According to the World Health Organization (WHO), there are now over 93,000 confirmed cases of coronavirus all over the world, and the death toll has climbed to over 3,000. California has pronounced a state-wide emergency after the first life was lost due to the outbreak. Iran is set to limit travel between major cities, while the Swiss government banned gatherings of more than 1000 people. Apple warned retail employees about the shortage of replacement iPhones, F8 conference (along with many other events) has been cancelled.
Depending on how the situation develops, the UK might send employees to work from home for three months – a decision many other countries might need to consider as well. Companies with employees in the most affected areas have already issued a work from home order, but many more have banned travel to these countries.
The predictions from the International Air Transport Association (Iata) state that the airlines industry could be losing up to $113 billion this year, and the collapse of British airliner Flybe is proof that this industry needs plans which will protect it.
Generally, business around the world have been affected by coronavirus in three major ways, and we’ll explore them in this article:
- Supply chains have been disrupted;
- Number of consumers is lowering;
- Work limitations.
Disrupted Supply Chains
China is the world’s largest supplier, so naturally businesses from everywhere are heavily affected when Chinese factories close down. Which is exactly what happened with the outbreak of coronavirus.
Technology and automotive sectors are two sectors which suffered the most, since China accounts for 30% of global exports of electric and eclectic components. Lockdown of the Chinese Apple factories is the main reason Apple reported that they expect loss in revenue in Q1 of 2020. Samsung has been flying parts from China to factories in Vietnam to try and keep up with the production because their trucks weren’t allowed to cross the border. Jaguar Land Rover was flying parts in suitcases, so they could continue making cars in the UK without interruption.
Lower Consumer Numbers
Consumer-facing businesses keep counting their losses because they keep losing Chinese customers. This is especially true for luxury brands, whose pool of customers is almost 50% of the Chinese descent. According to some economists, the drop of 10% in Chinese spending in Q1 could lead to a 4% drop in annual profits.
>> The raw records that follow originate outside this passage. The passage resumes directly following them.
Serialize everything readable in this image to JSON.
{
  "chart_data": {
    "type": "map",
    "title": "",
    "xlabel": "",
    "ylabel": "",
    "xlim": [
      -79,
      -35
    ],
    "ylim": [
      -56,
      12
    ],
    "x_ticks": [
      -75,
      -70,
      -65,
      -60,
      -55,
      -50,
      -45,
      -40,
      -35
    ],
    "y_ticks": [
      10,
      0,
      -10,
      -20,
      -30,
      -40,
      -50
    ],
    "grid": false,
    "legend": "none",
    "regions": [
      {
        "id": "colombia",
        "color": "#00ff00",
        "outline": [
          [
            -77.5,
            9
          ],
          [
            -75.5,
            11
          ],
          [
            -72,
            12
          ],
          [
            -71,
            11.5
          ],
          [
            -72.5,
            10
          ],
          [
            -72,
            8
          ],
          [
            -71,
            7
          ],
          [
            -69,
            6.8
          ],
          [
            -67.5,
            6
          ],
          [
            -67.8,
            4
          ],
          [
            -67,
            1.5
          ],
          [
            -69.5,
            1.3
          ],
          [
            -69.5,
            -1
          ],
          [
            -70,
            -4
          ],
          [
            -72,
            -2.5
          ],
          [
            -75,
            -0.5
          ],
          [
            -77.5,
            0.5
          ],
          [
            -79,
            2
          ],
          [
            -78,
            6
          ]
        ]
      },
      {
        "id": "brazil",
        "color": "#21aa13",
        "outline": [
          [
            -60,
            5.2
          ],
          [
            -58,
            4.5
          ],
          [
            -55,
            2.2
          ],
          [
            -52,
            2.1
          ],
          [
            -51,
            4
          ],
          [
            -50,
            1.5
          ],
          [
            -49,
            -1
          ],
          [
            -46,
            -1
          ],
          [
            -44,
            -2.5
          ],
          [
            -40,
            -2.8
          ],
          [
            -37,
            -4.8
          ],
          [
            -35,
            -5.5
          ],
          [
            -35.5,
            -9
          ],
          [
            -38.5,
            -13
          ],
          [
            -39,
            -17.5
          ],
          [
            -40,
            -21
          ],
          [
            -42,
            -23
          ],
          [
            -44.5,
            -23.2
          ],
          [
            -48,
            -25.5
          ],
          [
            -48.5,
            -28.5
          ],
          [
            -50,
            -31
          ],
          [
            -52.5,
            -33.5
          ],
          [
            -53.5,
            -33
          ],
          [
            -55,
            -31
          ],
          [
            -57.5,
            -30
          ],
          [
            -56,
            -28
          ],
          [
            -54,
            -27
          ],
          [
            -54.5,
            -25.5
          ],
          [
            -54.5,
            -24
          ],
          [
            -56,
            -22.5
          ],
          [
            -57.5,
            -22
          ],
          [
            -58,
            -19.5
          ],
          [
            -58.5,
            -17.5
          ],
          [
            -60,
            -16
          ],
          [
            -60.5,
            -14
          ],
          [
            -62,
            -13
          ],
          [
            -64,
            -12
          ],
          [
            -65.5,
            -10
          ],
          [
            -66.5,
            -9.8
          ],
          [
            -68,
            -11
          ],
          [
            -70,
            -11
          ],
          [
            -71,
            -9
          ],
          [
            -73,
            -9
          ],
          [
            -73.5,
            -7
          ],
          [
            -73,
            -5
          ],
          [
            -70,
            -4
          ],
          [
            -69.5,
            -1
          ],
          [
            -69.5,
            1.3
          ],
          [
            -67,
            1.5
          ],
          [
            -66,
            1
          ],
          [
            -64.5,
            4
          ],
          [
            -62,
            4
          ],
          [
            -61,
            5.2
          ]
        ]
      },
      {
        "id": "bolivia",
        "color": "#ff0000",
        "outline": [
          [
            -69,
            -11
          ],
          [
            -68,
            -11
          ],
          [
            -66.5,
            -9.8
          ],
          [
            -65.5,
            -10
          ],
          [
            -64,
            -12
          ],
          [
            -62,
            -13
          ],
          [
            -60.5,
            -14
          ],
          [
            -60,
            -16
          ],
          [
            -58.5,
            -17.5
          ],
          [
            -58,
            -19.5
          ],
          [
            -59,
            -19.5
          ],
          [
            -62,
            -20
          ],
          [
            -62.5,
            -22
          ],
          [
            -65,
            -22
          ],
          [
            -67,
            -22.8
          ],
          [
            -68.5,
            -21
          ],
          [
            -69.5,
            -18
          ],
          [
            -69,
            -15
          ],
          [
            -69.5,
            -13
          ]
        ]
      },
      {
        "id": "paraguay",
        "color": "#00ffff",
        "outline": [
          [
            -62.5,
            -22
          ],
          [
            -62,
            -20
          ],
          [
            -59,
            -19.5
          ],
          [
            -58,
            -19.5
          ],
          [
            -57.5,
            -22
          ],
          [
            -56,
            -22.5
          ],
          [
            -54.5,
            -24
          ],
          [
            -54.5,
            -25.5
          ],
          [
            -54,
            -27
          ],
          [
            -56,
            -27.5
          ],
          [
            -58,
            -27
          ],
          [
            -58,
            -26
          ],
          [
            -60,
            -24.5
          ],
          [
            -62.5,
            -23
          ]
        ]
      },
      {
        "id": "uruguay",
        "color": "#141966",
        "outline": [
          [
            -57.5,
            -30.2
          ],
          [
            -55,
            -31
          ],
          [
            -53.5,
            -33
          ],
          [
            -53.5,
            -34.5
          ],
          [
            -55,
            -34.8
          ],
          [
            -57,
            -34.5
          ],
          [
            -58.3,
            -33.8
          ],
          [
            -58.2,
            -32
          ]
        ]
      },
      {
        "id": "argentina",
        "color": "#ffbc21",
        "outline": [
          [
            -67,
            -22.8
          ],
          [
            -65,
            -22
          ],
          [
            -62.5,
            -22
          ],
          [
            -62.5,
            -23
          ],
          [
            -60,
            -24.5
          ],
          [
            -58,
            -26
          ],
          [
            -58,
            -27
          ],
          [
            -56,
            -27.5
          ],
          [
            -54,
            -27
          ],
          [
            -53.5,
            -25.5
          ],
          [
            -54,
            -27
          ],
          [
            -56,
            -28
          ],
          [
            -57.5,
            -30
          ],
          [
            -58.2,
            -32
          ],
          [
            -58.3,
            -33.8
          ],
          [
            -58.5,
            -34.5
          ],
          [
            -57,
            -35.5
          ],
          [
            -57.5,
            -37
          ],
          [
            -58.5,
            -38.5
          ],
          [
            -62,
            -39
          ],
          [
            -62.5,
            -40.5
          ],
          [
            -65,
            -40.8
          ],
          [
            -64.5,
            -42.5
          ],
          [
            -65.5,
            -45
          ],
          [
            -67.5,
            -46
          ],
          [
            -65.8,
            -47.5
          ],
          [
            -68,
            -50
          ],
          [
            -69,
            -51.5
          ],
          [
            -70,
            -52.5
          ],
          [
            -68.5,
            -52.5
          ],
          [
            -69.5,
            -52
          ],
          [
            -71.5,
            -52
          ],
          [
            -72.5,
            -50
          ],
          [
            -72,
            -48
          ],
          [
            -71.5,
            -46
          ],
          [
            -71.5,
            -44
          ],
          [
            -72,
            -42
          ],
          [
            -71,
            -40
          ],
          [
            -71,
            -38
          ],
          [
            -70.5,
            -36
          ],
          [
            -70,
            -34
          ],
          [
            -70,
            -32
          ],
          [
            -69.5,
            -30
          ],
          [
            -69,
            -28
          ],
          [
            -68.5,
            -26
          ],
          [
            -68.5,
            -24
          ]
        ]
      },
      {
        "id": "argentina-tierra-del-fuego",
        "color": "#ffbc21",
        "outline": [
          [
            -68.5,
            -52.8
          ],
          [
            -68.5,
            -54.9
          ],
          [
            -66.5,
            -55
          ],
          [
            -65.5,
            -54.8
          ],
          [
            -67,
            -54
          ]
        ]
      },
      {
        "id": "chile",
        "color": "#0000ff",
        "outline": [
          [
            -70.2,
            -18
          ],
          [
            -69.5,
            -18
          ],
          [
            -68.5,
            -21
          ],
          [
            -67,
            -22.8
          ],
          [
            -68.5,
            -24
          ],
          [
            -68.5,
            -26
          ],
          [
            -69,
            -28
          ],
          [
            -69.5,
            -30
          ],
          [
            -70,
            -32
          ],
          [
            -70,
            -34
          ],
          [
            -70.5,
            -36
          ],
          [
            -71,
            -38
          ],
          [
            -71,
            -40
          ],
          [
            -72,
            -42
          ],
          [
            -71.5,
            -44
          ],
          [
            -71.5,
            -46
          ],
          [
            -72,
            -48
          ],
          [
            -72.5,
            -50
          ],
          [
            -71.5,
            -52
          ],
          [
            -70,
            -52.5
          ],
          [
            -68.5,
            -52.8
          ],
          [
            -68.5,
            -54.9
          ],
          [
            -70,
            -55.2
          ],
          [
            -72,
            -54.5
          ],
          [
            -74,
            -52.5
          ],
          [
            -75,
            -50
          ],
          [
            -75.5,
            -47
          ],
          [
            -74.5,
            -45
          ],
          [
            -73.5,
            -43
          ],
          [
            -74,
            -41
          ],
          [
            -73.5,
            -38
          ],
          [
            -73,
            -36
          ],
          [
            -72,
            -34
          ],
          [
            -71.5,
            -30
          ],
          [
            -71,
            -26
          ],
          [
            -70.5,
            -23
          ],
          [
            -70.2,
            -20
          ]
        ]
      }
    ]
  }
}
In general, consumers in China have been spending only the 3rd of what they used to, and it can be expected that the same thing will happen around the world as the virus is spreading even more.
Work from home exploded in a short period of time, but the managers are facing a completely new set of challenges since the whole companies are now working remotely. Corporate travels have been banned, or limited only to the most important business matters.
Even though many companies already have work from home policies in place, it’s rare that entire company or branch suddenly works from home. While this type of work can bring out more productivity, employees and employers who aren’t used to it can run into many challenges.
In a remote environment daily usual things like chatting with coworkers, having lunch together, tracking attendance and having brainstorming sessions in front of a whiteboard are not really possible. Not to mention, asynchronous communication isn’t something all teams are used to.
The fact is that coronavirus outbreak won’t be contained anytime soon, and that companies must prepare while they still have the time. It’s advisable to read up on the best practices for teleworking, investigate how other companies are doing it and rely on numerous work from home guides you can find.